The higher complexities of poker were not much harder for him. He did not have to memorize the odds of twenty-three to one against drawing two cards to make a flush, or ninety-seven to one against drawing three that would turn a pair into a full house. He could even prove on paper the paradoxical theorem that when holding two pairs against an opponent who you are sure has threes, you have a better chance of taking the pot if you discard your smaller pair and buy three new cards than if you timidly trade your maverick for just one that you hope will fill the hand.

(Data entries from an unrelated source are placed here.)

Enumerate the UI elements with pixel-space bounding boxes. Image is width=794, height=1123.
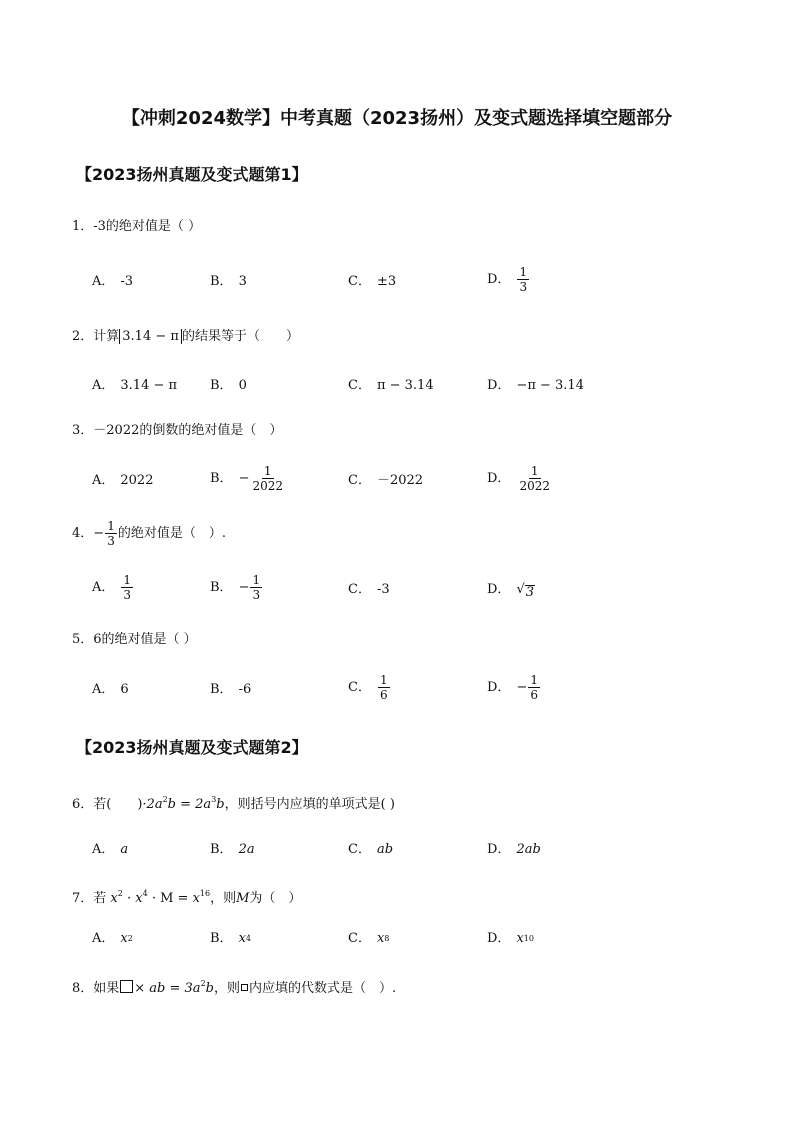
q6-option-b: B． 2a [210,842,255,857]
fraction: $\frac{1}{6}$ [530,673,538,702]
q1-option-b: B． 3 [210,274,247,289]
question-7: 7．若 $x^2 \cdot x^4 \cdot M = x^{16}$，则M为（ ） [72,889,302,906]
q7-option-d: D． x 10 [487,931,534,946]
section-heading-1: 【2023扬州真题及变式题第1】 [76,165,308,184]
square-root: √ 3 [516,582,535,600]
question-6: 6．若( )$\cdot 2a^2b = 2a^3b$，则括号内应填的单项式是( ) [72,795,395,812]
q5-option-d: D． − $\frac{1}{6}$ [487,673,538,702]
fraction: $\frac{1}{3}$ [252,573,261,602]
q4-option-a: A． $\frac{1}{3}$ [92,573,132,602]
question-2: 2．计算 3.14 − π 的结果等于（ ） [72,329,299,344]
section-heading-2: 【2023扬州真题及变式题第2】 [76,738,308,757]
q4-option-d: D． √ 3 [487,582,535,600]
q7-option-b: B． x 4 [210,931,251,946]
q1-option-a: A． -3 [92,274,134,289]
fraction: $\frac{1}{3}$ [123,573,132,602]
q5-option-c: C． $\frac{1}{6}$ [348,673,388,702]
question-4: 4．− $\frac{1}{3}$ 的绝对值是（ ）. [72,519,226,548]
q2-option-c: C． π − 3.14 [348,378,434,393]
q1-option-d: D． $\frac{1}{3}$ [487,265,528,294]
small-box-icon [241,984,248,991]
page-title: 【冲刺2024数学】中考真题（2023扬州）及变式题选择填空题部分 [121,108,673,129]
q1-option-c: C． ±3 [348,274,397,289]
fraction: $\frac{1}{6}$ [379,673,388,702]
q2-option-a: A． 3.14 − π [92,378,178,393]
fraction: $\frac{1}{2022}$ [252,464,284,493]
q7-option-c: C． x 8 [348,931,390,946]
q3-option-a: A． 2022 [92,473,154,488]
blank-box-icon [120,980,133,993]
q2-option-d: D． −π − 3.14 [487,378,584,393]
question-8: 8．如果 × ab = $3a^2b$，则 内应填的代数式是（ ）. [72,979,397,996]
q2-option-b: B． 0 [210,378,247,393]
absolute-value-expression: 3.14 − π [119,329,182,344]
fraction: $\frac{1}{3}$ [519,265,528,294]
q6-option-d: D． 2ab [487,842,541,857]
q6-option-c: C． ab [348,842,394,857]
q3-option-d: D． $\frac{1}{2022}$ [487,464,550,493]
fraction: $\frac{1}{3}$ [107,519,115,548]
q3-option-c: C． －2022 [348,473,424,488]
q4-option-b: B． − $\frac{1}{3}$ [210,573,261,602]
question-1: 1．-3的绝对值是（ ） [72,219,202,234]
question-3: 3．－2022的倒数的绝对值是（ ） [72,423,283,438]
q6-option-a: A． a [92,842,129,857]
q4-option-c: C． -3 [348,582,390,597]
q7-option-a: A． x 2 [92,931,133,946]
q3-option-b: B． − $\frac{1}{2022}$ [210,464,284,493]
q5-option-b: B． -6 [210,682,252,697]
q5-option-a: A． 6 [92,682,129,697]
fraction: $\frac{1}{2022}$ [519,464,550,493]
question-5: 5．6的绝对值是（ ） [72,632,197,647]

Mr Way had long since relegated such overworked games to the category of minor pastimes or last resorts. For one thing, he had also learned a few things about the mechanical methods of loading, shaving, switching, marking, and otherwise hocusing cards and dice, to say nothing of the sleights of hand (for which he himself had no natural aptitude whatever) in their manipulation, which could nullify the most comprehensive theoretical calculations. For another, he had found that a discouraging percentage of even the most verdant greenhorns had been forewarned through the modern media of Sunday newspaper supplements, paperback fiction, B pictures and television, of the hazards of playing games with strangers. And thirdly, the relatively fractional edge that a brain with a built-in slide rule might give him in conventional gambling was too small and laborious in the payola to satisfy his driving ambitions. He would prefer to cash in any day on some proposition in which his advantage could be measured not in fractions, but in fat round numbers.

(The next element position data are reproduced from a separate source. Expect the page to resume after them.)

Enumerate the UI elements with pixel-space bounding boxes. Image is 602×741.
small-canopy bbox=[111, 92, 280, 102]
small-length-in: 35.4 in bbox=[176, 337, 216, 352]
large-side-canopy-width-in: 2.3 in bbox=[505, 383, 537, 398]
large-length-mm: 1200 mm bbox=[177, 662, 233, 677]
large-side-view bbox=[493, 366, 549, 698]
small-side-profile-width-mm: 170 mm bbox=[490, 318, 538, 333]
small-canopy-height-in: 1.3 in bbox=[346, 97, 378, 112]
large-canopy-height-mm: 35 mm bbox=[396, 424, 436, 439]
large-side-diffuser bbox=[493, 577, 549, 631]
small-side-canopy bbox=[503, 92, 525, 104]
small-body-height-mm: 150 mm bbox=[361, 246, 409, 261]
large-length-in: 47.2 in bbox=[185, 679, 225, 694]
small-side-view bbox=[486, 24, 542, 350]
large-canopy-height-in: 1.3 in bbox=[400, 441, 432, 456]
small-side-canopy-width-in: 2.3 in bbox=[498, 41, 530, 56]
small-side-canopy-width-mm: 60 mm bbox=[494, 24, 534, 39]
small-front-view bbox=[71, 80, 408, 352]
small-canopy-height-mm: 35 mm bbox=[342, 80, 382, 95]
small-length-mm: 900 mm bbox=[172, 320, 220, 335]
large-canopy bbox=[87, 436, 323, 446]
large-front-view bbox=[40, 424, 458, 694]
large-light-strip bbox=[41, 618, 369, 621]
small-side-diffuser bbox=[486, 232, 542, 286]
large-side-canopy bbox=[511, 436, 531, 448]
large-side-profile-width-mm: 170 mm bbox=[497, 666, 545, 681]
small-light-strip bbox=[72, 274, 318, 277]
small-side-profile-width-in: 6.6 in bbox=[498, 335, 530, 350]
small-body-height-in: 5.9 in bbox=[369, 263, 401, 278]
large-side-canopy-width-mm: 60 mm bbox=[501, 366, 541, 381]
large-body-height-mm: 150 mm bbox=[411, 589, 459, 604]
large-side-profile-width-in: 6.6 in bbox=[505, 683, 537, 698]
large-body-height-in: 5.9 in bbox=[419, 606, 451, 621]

Simon Templar first saw him in action at the bar of the Interplanetary Hotel in Miami Beach. Every season during this era of seemingly endless expansion saw the opening of some gleaming new caravanserai which aspired to be the “hotel of the year” — bigger, grander, gaudier, more modern, more luxurious, and more expensive than all the jam-packed hundreds of other palaces to which it added its opulence — which for a few dizzy months would skim the cream of the traffic before it yielded to the hotel of next year which was even then in the girder stage on the adjoining lot. The period of this story is fatally pinpointed by the mere mention of the Interplanetary Hotel, which obviously staked its début on the fact that solemn citizens who once automatically dismissed science fiction as a form of juvenile escapism were currently pontificating about rockets to the moon and pondering the legal tricks that might have to be invoked to grab off the largest hunk of the lunar market. The entrepreneurs of this palatial pub had already nailed their seats on the bandwagon by having the lobby laid out on the lines of some futuristic concept, of a space port, decorating the main dining room with symbols aimed at striking a happy compromise between astronomy and astrology, branding their plushier accommodations with such labels as “The Martian Suite” or “The Venusian Suite,” and barely stopping short of putting Plexiglas bubble helmets on the bellboys. And for that season, at least, they were assured of entertaining the loudest, lushest, most ostentatious fugitives from the northern, snows who were likely to get washed up on that excessively upholstered strand. The ideal subjects, in fact, for Mr Way’s studiously honed technique.